Nun hat sich Barbie über die Jahre, auch vor meiner Kindheit, hinweg stetig weiterentwickelt. Wäre auch komisch wenn nicht, schließlich wird Barbie nächstes Jahr bereits 60 und hat sich auch mit den Mädchen und Frauen in dieser Zeit verändert. Anfänglich noch mit kürzeren, braunen Haaren wurde in den 60ern schon bald der Look zur blauäugigen Blondine gewechselt. In den 80ern wurde das Haar voluminöser, in den 90ern ihr Make Up dezenter, welches heutzutage auf ganz natürlich setzt. Unter dem Projektnamen “Project Dawn” wurde dann eine neue Ära der blonden Plastikpuppe eingeläutet. Mit von Barbies Standard abweichenden Körperformen und – größen können unter der Linie “Fashionista” nun Puppen mit insgesamt sieben verschiedenen Hautfarben und vielen verschiedenen Frisuren und Haarfarben erworben werden.
Nicht nur steht Barbie für viel mehr als noch vor fast 60 Jahren, mittlerweile ist sie nicht mehr nur das stille Püppchen und ihr wurde eine Stimme geschenkt, die sie auch nutzt. Ganz im Sinne der Zeit hat Barbie angefangen zu vloggen. In ihren Vlogs teilt das zum jungen Mädchen gewordene Plastik mit ihren Followern und Fans wichtige Erkenntnisse. In “I’m Only ‘Joking’…?” spricht sie darüber, wie Freunde teils gemeine und scherzhafte Dinge über einen sagen, mit dem Zusatz “I’m only joking”, um die Aussagen zu entkräftigen, obwohl sie das Gegenüber treffen und sie sich so aus der Verantwortung ziehen. In ihrem Monolog kritisiert sie diesen “roasting humor” und was besonders schön ist… sie spricht aus ihrer eigenen Erfahrung. Nicht als Opfer, sondern als Täter und animiert uns damit, selbst über unser eigenes Verhalten nachzudenken. In “Sorry Reflex” spricht Barbie einen sicherlich nicht nur bei mir wunden Punkt an. Oft entschuldige ich meine Meinung in meinen Texten, sodass dieses ständige dafür Entschuldigen bereits kritisiert wurde.
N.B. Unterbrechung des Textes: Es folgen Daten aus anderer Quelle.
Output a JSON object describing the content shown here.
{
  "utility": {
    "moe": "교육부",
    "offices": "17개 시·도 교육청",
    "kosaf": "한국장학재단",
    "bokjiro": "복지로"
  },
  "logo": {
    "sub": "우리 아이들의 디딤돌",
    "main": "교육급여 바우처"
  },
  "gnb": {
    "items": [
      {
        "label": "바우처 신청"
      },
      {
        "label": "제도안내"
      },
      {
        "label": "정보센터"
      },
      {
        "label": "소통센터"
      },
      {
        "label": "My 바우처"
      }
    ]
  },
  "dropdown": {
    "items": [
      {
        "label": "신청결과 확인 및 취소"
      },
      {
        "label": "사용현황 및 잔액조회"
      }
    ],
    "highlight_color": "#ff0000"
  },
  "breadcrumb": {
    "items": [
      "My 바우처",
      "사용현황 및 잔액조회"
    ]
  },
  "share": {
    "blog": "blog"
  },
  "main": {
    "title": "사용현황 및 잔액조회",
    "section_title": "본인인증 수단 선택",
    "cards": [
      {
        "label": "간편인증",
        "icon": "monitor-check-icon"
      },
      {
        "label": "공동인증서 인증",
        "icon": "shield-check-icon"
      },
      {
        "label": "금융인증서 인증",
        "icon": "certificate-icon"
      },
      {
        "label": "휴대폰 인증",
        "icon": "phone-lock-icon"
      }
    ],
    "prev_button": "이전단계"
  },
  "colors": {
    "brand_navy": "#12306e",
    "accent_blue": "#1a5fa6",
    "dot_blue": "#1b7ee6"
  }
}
Statt einfach zu meinen Standpunkten zu stehen. Doch irgendwie leide auch ich unter diesem Sorry Reflex. Barbie beschreibt den Reflex so, dass wir das Wort Sorry, oder Entschuldigung, mittlerweile viel zu oft benutzen, ohne es auch so zu meinen, und uns nahezu reflexartig für alles entschuldigen, das irgendwie schief geht. Werden wir angerempelt, sind wir es, die sich entschuldigen, statt zu sagen “schon okay”. Im Restaurant wird uns kaltes Essen serviert – “Entschuldigung, mein Essen ist kalt, könnten Sie es vielleicht aufwärmen?”. Wir entschuldigen uns, wenn wir traurig sind und niemandem damit die Laune verderben wollen.
Heutzutage muss wohl niemand mehr denken, dass Barbie nur eine oberflächliche Puppe sei, so wie ich es in meiner Kindheit getan habe, sondern kann sich auch als Erwachsener mit seinen Kindern hinsetzen, mit Barbies spielen, gemeinsam ihre Vlogs gucken und darüber nachdenken und sprechen. Auch ohne Kind. Wo sie vor 20 Jahren noch zu oberflächlich für mich war, regt sie mich heute zur Selbstreflexion an und ist viel mehr, als nur eine stimmlose Puppe, die den unrealistischen Schönheitsidealen ihrer Zeit entspricht.